By Susan Tomai
Scott Pelley of CBS News interviewed Hillary Clinton Thursday and she made an absolute mess out of a question she should have seen coming straight down Broadway.
Pelley related that Jimmy Carter said back in ’76 that he would never lie to the American people – and Pelley asked Clinton if she could say the same.
Pelley: “Jimmy Carter said: ‘I will never lie to you.’”
Clinton: “Well, but you know you’re asking me to say ‘Have I ever?’ I don’t believe I ever have. I don’t believe I ever have. I don’t believe I ever will. I’m going to do the best I can to level with the American people.”

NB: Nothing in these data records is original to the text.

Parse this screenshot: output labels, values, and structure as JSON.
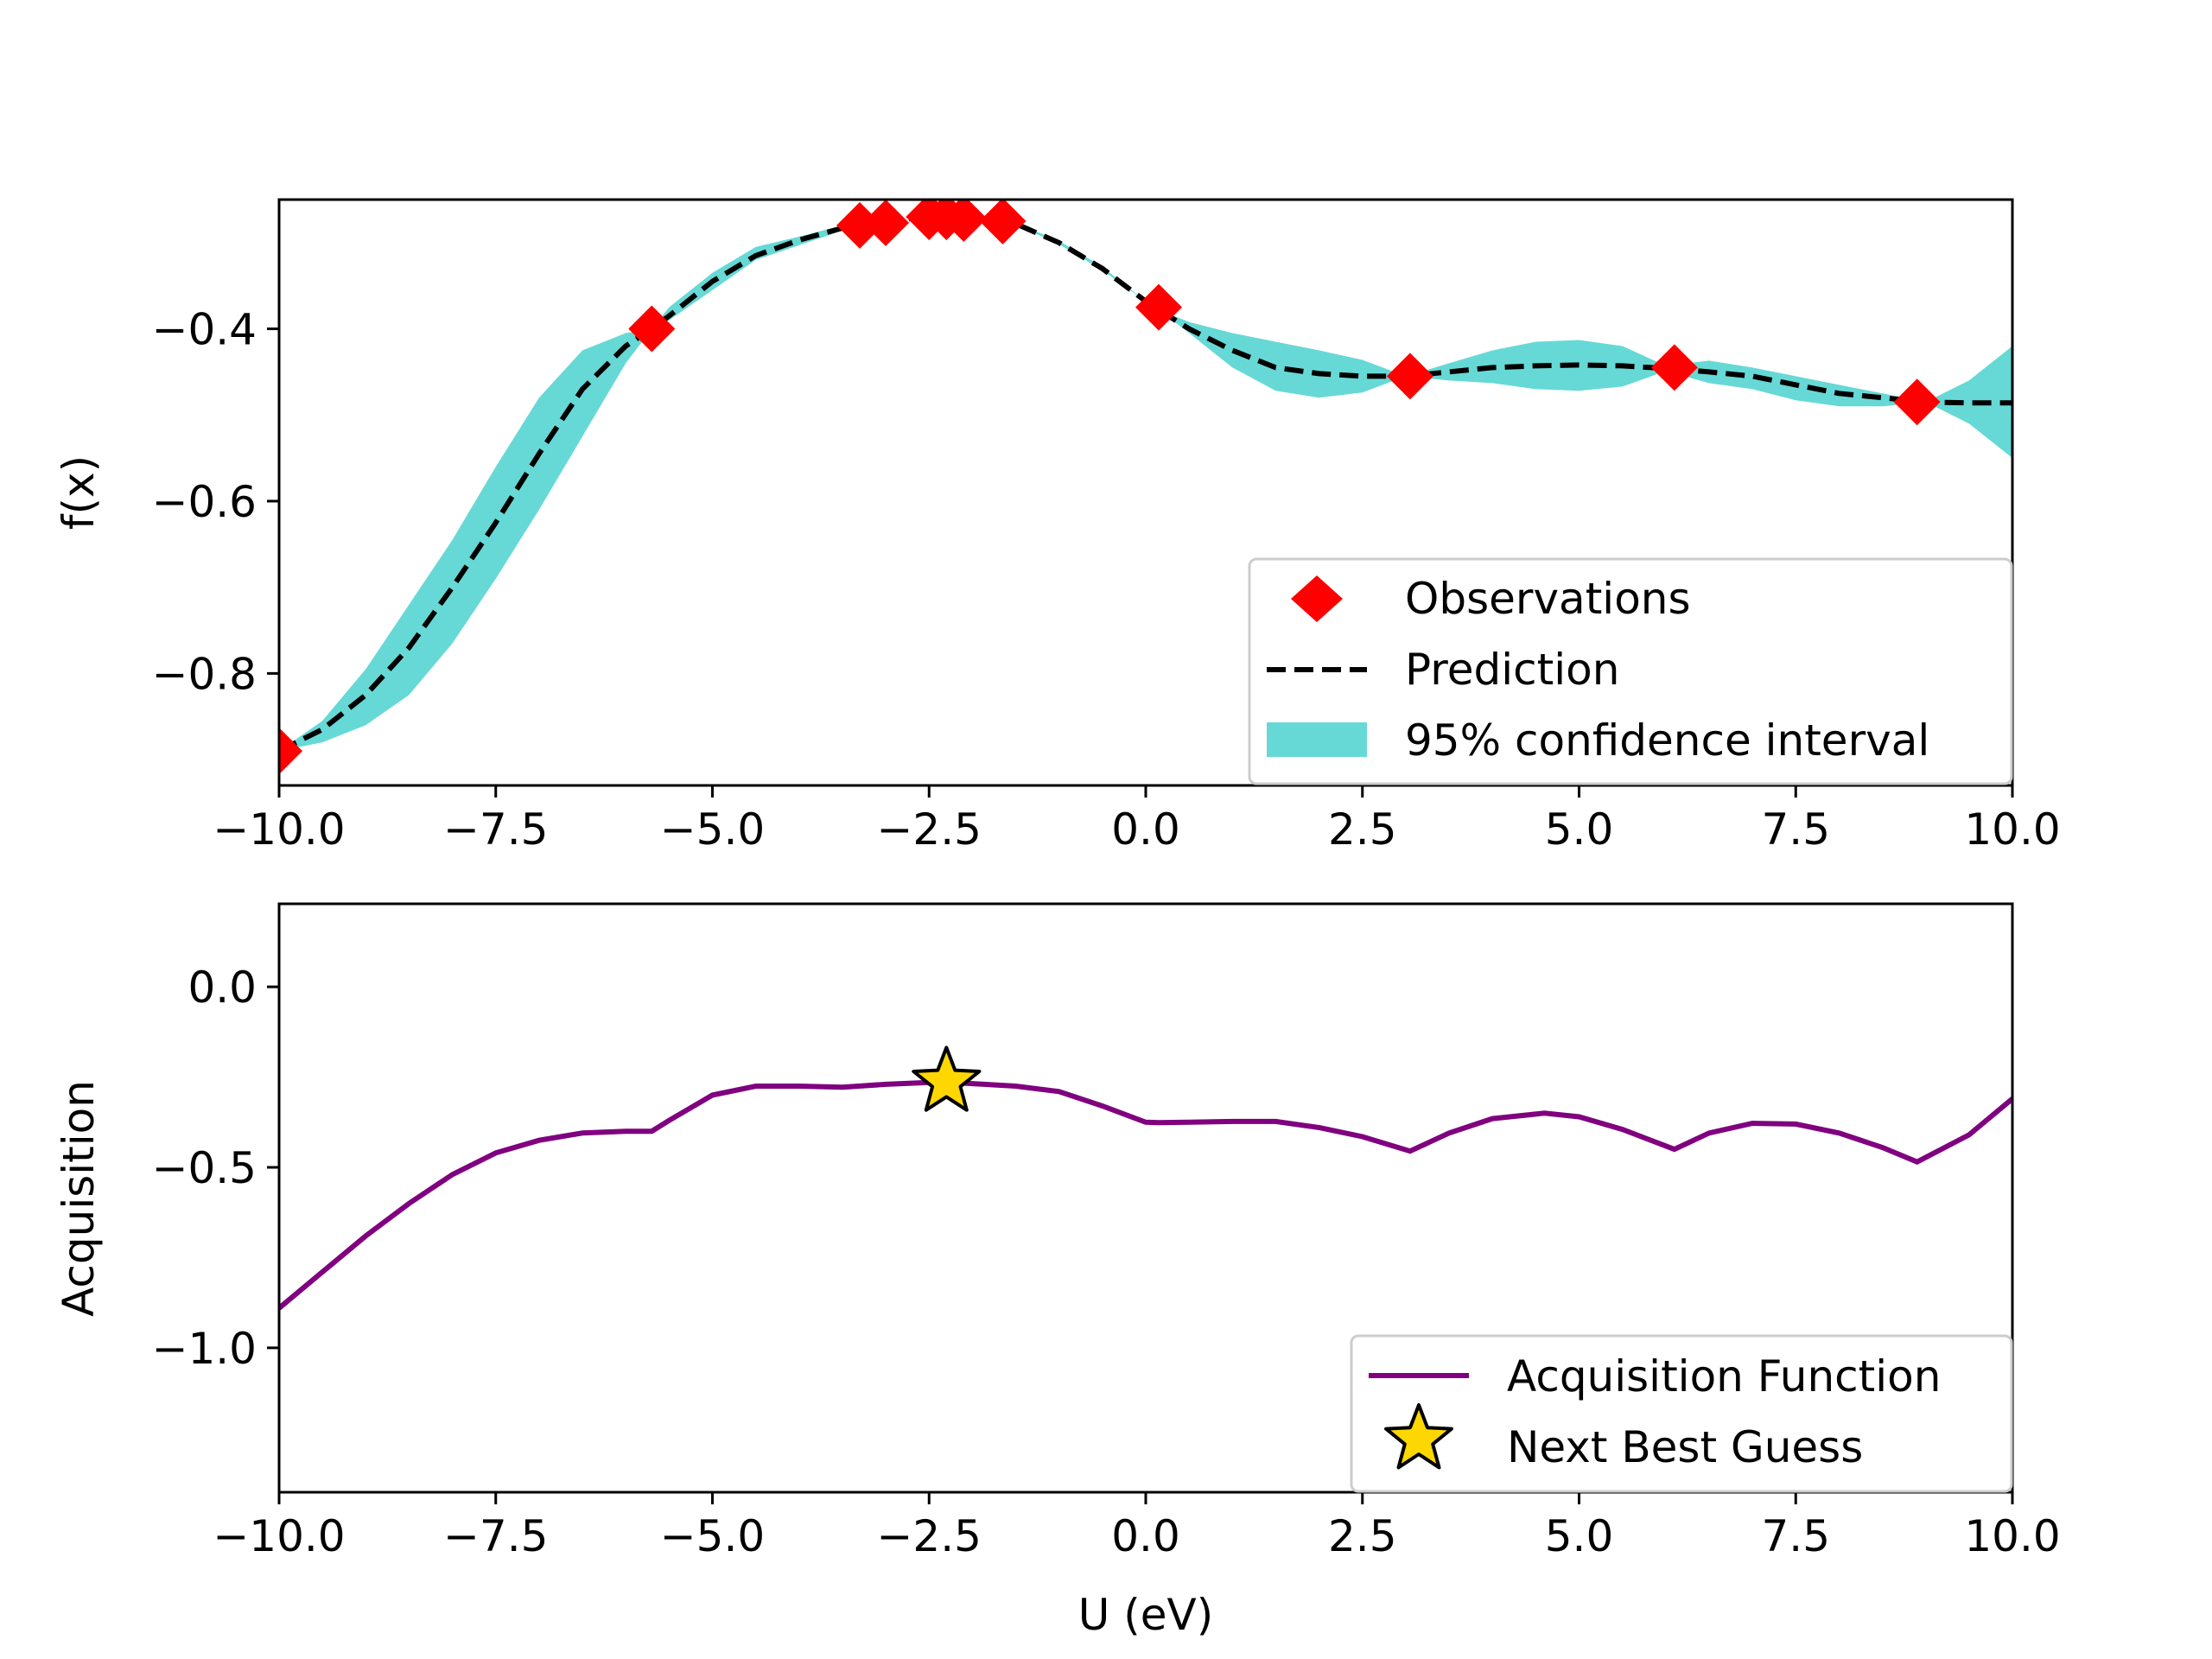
{
  "chart_data": [
    {
      "type": "line",
      "xlabel": "",
      "ylabel": "f(x)",
      "xlim": [
        -10.0,
        10.0
      ],
      "ylim": [
        -0.93,
        -0.25
      ],
      "xticks": [
        -10.0,
        -7.5,
        -5.0,
        -2.5,
        0.0,
        2.5,
        5.0,
        7.5,
        10.0
      ],
      "xtick_labels": [
        "−10.0",
        "−7.5",
        "−5.0",
        "−2.5",
        "0.0",
        "2.5",
        "5.0",
        "7.5",
        "10.0"
      ],
      "yticks": [
        -0.8,
        -0.6,
        -0.4
      ],
      "ytick_labels": [
        "−0.8",
        "−0.6",
        "−0.4"
      ],
      "grid": false,
      "legend_position": "lower-right",
      "legend": [
        "Observations",
        "Prediction",
        "95% confidence interval"
      ],
      "colors": {
        "observations": "#ff0000",
        "prediction": "#000000",
        "confidence": "#66d9d6"
      },
      "observations": {
        "x": [
          -10.0,
          -5.7,
          -3.3,
          -3.0,
          -2.5,
          -2.3,
          -2.1,
          -1.65,
          0.15,
          3.05,
          6.1,
          8.9
        ],
        "y": [
          -0.89,
          -0.4,
          -0.28,
          -0.277,
          -0.27,
          -0.27,
          -0.272,
          -0.275,
          -0.375,
          -0.455,
          -0.445,
          -0.485
        ]
      },
      "prediction": {
        "x": [
          -10,
          -9.5,
          -9,
          -8.5,
          -8,
          -7.5,
          -7,
          -6.5,
          -6,
          -5.7,
          -5.5,
          -5,
          -4.5,
          -4,
          -3.5,
          -3,
          -2.5,
          -2,
          -1.5,
          -1,
          -0.5,
          0,
          0.15,
          0.5,
          1,
          1.5,
          2,
          2.5,
          3,
          3.5,
          4,
          4.5,
          5,
          5.5,
          6,
          6.5,
          7,
          7.5,
          8,
          8.5,
          9,
          9.5,
          10
        ],
        "y": [
          -0.89,
          -0.865,
          -0.825,
          -0.77,
          -0.7,
          -0.625,
          -0.545,
          -0.47,
          -0.42,
          -0.4,
          -0.385,
          -0.345,
          -0.315,
          -0.297,
          -0.283,
          -0.275,
          -0.27,
          -0.27,
          -0.278,
          -0.3,
          -0.33,
          -0.368,
          -0.378,
          -0.4,
          -0.425,
          -0.445,
          -0.452,
          -0.455,
          -0.455,
          -0.45,
          -0.445,
          -0.443,
          -0.442,
          -0.443,
          -0.446,
          -0.45,
          -0.455,
          -0.465,
          -0.475,
          -0.48,
          -0.485,
          -0.486,
          -0.486
        ]
      },
      "confidence_upper": [
        -0.89,
        -0.855,
        -0.795,
        -0.72,
        -0.645,
        -0.56,
        -0.48,
        -0.425,
        -0.405,
        -0.4,
        -0.375,
        -0.335,
        -0.305,
        -0.293,
        -0.28,
        -0.275,
        -0.27,
        -0.27,
        -0.277,
        -0.298,
        -0.328,
        -0.368,
        -0.378,
        -0.392,
        -0.405,
        -0.415,
        -0.425,
        -0.436,
        -0.455,
        -0.44,
        -0.425,
        -0.415,
        -0.413,
        -0.42,
        -0.443,
        -0.437,
        -0.445,
        -0.455,
        -0.465,
        -0.475,
        -0.485,
        -0.46,
        -0.42
      ],
      "confidence_lower": [
        -0.89,
        -0.88,
        -0.86,
        -0.825,
        -0.765,
        -0.69,
        -0.61,
        -0.525,
        -0.44,
        -0.4,
        -0.39,
        -0.355,
        -0.32,
        -0.303,
        -0.286,
        -0.275,
        -0.27,
        -0.27,
        -0.279,
        -0.302,
        -0.332,
        -0.368,
        -0.378,
        -0.405,
        -0.445,
        -0.472,
        -0.48,
        -0.474,
        -0.455,
        -0.46,
        -0.463,
        -0.47,
        -0.472,
        -0.467,
        -0.449,
        -0.463,
        -0.47,
        -0.483,
        -0.49,
        -0.49,
        -0.485,
        -0.51,
        -0.55
      ]
    },
    {
      "type": "line",
      "xlabel": "U (eV)",
      "ylabel": "Acquisition",
      "xlim": [
        -10.0,
        10.0
      ],
      "ylim": [
        -1.4,
        0.23
      ],
      "xticks": [
        -10.0,
        -7.5,
        -5.0,
        -2.5,
        0.0,
        2.5,
        5.0,
        7.5,
        10.0
      ],
      "xtick_labels": [
        "−10.0",
        "−7.5",
        "−5.0",
        "−2.5",
        "0.0",
        "2.5",
        "5.0",
        "7.5",
        "10.0"
      ],
      "yticks": [
        -1.0,
        -0.5,
        0.0
      ],
      "ytick_labels": [
        "−1.0",
        "−0.5",
        "0.0"
      ],
      "grid": false,
      "legend_position": "lower-right",
      "legend": [
        "Acquisition Function",
        "Next Best Guess"
      ],
      "colors": {
        "acquisition": "#800080",
        "star": "#ffd700"
      },
      "acquisition": {
        "x": [
          -10,
          -9.5,
          -9,
          -8.5,
          -8,
          -7.5,
          -7,
          -6.5,
          -6,
          -5.7,
          -5.5,
          -5,
          -4.5,
          -4,
          -3.5,
          -3,
          -2.5,
          -2.3,
          -2,
          -1.5,
          -1,
          -0.5,
          0,
          0.15,
          0.5,
          1,
          1.5,
          2,
          2.5,
          3.05,
          3.5,
          4,
          4.6,
          5,
          5.5,
          6.1,
          6.5,
          7,
          7.5,
          8,
          8.5,
          8.9,
          9.5,
          10
        ],
        "y": [
          -0.89,
          -0.79,
          -0.69,
          -0.6,
          -0.52,
          -0.46,
          -0.425,
          -0.405,
          -0.4,
          -0.4,
          -0.37,
          -0.3,
          -0.275,
          -0.275,
          -0.278,
          -0.27,
          -0.265,
          -0.264,
          -0.268,
          -0.275,
          -0.29,
          -0.33,
          -0.375,
          -0.376,
          -0.375,
          -0.373,
          -0.373,
          -0.39,
          -0.415,
          -0.455,
          -0.405,
          -0.365,
          -0.35,
          -0.36,
          -0.395,
          -0.45,
          -0.405,
          -0.378,
          -0.38,
          -0.405,
          -0.445,
          -0.485,
          -0.41,
          -0.31
        ]
      },
      "next_best_guess": {
        "x": -2.3,
        "y": -0.264
      }
    }
  ]
}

“I don’t believe I ever have?” “I don’t believe I ever will?” My goodness, what a terrible answer. Why couldn’t she just say, “I have always leveled with the American people and I always will. Period.” Perhaps she twisted herself into knots with that response out of concern that someone will dig up a smoking-gun answer from interview in the past that proves that she lied. But even if she has lied in the past and doesn’t want to lie again about having lied before, she still could have done a lot better than that mealy-mouthed comeback. Heck, even if she knew she had lied before, she didn’t have to go there – she could have just said, “I will always level with the American people.” Instead, she handed her opponents a gift that we’ll be seeing in attack ads very soon.
From a media training perspective, the lesson here is that preparation is essential. No, you can’t anticipate every conceivable question under the sun – but she and her team most definitely should have known that one might be coming, and they should have been ready for it. There are no “difficult questions” in a media interview. There is only lack of preparation.